Downstream effects of HPV integration on survival/metastasis in oropharyngeal cancer
HPV 整合对口咽癌生存/转移的下游影响
基本信息
- 批准号:10204988
- 负责人:
- 金额:$ 58.41万
- 依托单位:
- 依托单位国家:美国
- 项目类别:
- 财政年份:2020
- 资助国家:美国
- 起止时间:2020-07-01 至 2025-06-30
- 项目状态:未结题
- 来源:
- 关键词:AddressAffectAgeAlcohol consumptionAnimal ModelAutomobile DrivingBiological AssayBiological MarkersBiologyCell Differentiation processCell LineCellsCessation of lifeChickClinical TrialsDNA Repair PathwayDataDiagnosisDiseaseDistant MetastasisEpidemicEpidemiologistEventExhibitsGenesGenomeGoalsGrantHead and Neck CancerHead and Neck Squamous Cell CarcinomaHealthHumanHuman PapillomavirusHuman papillomavirus 16ImageImage AnalysisImmuneImmune responseIn VitroIncidenceIndividualInfectionLengthLifeMalignant NeoplasmsMalignant neoplasm of cervix uteriMethodsMichiganMolecularMusMutationNeoplasm MetastasisOncogenesOncogenicOropharyngealOropharyngeal Squamous Cell CarcinomaOxidation-ReductionOxidative PhosphorylationPIK3CA genePathologistPatient-Focused OutcomesPatientsPhase II Clinical TrialsPlayPositioning AttributePrevalenceProcessPrognosisProtein IsoformsProtocols documentationQuality of lifeRNA SplicingRaceRecurrenceRegimenResourcesRiskRoleSamplingSelection for TreatmentsSignal PathwaySiteSlideSmokingSurvival RateSurvivorsTreatment ProtocolsTreatment-related toxicityTumor MarkersTumor SubtypeTumor-Infiltrating LymphocytesTumor-infiltrating immune cellsUniversitiesVaccinationbasecancer diagnosiscancer imagingchorioallantoic membranecohortepithelial to mesenchymal transitionhigh riskimprovedin vivoin vivo Modelkeratinocyte differentiationmalignant oropharynx neoplasmneoplastic cellpatient subsetspredictive markerprognosticradiation resistanceradiation responsesextherapy resistanttranscriptome sequencingtreatment effecttreatment grouptreatment responsetumortumor progressionvector
项目摘要
Abstract
The incidence of human papillomavirus associated (HPV+) oropharyngeal squamous cell carcinoma (OPSCC)

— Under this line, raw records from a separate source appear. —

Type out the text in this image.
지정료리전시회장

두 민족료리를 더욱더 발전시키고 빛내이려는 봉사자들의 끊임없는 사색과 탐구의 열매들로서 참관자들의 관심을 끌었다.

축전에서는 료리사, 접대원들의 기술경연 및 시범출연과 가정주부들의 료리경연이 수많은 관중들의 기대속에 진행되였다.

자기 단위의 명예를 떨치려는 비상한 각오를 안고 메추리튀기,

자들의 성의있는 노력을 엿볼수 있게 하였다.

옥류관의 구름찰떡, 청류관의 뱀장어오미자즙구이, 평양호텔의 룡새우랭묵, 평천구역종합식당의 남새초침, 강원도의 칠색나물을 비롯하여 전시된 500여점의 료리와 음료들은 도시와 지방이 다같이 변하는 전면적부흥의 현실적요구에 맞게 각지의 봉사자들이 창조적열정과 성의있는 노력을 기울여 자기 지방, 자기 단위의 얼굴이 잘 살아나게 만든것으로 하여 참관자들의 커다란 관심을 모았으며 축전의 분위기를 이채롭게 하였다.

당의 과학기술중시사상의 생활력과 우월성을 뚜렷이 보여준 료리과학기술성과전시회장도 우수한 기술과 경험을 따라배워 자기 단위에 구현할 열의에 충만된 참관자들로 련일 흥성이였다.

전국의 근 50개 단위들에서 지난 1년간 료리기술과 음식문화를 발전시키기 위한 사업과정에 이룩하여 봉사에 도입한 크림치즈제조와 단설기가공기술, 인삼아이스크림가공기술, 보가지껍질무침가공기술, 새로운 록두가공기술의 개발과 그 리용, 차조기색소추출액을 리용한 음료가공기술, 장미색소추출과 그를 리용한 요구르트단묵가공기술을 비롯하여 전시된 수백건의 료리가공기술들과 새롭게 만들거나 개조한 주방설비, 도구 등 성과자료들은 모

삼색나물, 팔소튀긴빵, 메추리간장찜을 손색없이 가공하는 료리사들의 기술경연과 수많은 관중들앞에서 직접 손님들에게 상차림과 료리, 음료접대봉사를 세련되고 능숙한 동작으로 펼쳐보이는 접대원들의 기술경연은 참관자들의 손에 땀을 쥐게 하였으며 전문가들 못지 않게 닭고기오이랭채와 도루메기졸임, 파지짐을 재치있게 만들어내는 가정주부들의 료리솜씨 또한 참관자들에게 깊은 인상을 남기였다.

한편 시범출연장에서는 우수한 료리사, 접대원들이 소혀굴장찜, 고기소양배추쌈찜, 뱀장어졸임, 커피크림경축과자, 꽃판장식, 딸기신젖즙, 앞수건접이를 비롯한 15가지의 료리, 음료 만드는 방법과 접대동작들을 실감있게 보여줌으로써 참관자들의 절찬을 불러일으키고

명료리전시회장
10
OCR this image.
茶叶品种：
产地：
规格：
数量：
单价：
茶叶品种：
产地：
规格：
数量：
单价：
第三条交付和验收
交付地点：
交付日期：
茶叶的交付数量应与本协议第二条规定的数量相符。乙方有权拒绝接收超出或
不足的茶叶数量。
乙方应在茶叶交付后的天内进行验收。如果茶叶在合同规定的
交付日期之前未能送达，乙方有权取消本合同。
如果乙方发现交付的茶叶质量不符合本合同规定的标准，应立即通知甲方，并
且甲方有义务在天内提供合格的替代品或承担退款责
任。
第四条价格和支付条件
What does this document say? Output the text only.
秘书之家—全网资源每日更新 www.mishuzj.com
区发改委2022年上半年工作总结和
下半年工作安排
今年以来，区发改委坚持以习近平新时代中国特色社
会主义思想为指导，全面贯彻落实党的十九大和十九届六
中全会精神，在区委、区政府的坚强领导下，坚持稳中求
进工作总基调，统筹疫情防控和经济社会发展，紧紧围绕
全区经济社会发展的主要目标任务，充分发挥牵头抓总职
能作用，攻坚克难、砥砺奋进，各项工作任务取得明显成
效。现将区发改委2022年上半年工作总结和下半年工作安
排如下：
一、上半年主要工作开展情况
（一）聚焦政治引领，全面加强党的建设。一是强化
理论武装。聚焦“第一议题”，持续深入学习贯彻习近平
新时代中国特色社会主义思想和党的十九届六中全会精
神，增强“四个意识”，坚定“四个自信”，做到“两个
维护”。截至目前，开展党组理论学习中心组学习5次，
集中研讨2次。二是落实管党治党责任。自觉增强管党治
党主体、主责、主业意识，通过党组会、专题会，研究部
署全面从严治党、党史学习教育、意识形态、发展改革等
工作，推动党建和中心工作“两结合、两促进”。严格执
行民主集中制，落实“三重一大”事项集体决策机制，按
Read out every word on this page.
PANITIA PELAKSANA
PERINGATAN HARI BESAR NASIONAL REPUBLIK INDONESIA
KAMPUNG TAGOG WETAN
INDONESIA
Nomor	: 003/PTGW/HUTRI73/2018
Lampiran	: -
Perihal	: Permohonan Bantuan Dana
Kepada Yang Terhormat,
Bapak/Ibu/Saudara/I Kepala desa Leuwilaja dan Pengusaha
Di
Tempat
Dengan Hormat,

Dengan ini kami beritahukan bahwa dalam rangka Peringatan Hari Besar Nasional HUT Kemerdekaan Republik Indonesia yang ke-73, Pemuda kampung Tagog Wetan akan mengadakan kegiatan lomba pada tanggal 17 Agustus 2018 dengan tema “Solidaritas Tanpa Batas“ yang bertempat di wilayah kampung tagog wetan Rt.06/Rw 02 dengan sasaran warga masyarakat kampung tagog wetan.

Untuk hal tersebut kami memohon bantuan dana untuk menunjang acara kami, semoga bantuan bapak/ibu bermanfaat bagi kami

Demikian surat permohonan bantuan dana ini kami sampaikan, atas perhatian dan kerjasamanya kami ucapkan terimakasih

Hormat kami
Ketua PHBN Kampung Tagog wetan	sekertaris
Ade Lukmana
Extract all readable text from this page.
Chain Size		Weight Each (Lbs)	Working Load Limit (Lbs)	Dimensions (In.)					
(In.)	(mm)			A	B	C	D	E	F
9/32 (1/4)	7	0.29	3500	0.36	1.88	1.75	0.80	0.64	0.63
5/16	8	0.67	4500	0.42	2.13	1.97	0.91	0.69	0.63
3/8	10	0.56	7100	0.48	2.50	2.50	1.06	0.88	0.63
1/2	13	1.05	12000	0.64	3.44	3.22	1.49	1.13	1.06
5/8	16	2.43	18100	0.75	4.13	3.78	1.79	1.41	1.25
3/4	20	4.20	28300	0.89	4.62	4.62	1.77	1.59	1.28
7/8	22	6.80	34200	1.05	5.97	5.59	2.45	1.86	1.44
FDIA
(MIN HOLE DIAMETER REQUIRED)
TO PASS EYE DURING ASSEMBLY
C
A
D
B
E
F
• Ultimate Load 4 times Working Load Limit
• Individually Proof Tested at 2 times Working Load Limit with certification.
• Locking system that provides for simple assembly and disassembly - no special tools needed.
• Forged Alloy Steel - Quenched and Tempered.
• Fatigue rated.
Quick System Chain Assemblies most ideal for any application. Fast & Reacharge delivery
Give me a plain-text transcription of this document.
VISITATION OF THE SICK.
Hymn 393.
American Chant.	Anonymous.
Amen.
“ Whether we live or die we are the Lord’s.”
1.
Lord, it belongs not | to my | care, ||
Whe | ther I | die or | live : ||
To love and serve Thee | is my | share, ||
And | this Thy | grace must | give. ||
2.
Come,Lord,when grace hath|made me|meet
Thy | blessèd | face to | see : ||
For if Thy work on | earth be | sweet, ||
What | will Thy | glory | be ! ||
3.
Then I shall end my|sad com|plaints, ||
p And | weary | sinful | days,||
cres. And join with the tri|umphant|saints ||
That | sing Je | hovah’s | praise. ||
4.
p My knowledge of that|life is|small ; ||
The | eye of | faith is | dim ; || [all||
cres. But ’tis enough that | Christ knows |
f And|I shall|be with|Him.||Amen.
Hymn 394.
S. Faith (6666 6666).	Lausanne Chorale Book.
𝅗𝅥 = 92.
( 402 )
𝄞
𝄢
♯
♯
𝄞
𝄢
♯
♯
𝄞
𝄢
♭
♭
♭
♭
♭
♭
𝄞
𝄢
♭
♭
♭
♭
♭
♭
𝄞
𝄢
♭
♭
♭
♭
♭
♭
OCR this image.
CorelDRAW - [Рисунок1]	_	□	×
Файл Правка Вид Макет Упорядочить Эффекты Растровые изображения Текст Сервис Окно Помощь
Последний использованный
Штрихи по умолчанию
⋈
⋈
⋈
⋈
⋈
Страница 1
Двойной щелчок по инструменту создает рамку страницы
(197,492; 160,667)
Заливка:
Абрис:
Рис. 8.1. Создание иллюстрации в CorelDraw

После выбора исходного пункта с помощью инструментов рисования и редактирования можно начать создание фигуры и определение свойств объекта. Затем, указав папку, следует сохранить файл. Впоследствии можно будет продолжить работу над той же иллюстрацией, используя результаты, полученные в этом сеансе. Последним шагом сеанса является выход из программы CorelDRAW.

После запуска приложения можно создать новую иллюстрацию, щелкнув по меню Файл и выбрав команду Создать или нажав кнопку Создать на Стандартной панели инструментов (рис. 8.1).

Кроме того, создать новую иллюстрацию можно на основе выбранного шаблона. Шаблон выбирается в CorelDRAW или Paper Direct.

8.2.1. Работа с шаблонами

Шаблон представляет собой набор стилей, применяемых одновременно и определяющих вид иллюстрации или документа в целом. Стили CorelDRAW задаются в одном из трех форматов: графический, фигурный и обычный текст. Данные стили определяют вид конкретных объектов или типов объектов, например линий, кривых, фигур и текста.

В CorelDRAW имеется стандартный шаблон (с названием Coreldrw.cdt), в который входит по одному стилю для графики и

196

is rising in the US, and is now even more prevalent than cervical cancer. Due to low HPV vaccination rates
and the decades long latency period between HPV infection and cancer diagnosis, HPV+ OPSCC remains a
major health concern, with the most likely reason for death being distant metastasis. Furthermore, due to the
life-long detrimental treatment effects on quality of life for survivors, it is essential to identify a subset of
patients who would benefit from de-escalated treatment. Our long term goal is to differentiate HPV+ patients
who have a good prognosis and are most likely to benefit from de-escalated therapy and those who require the
standard, or a more aggressive regimen. Our group first characterized two main subtypes of HPV+ OPSCC,
identifying HPV integration into the host genome as the driving factor in determining tumor subtype.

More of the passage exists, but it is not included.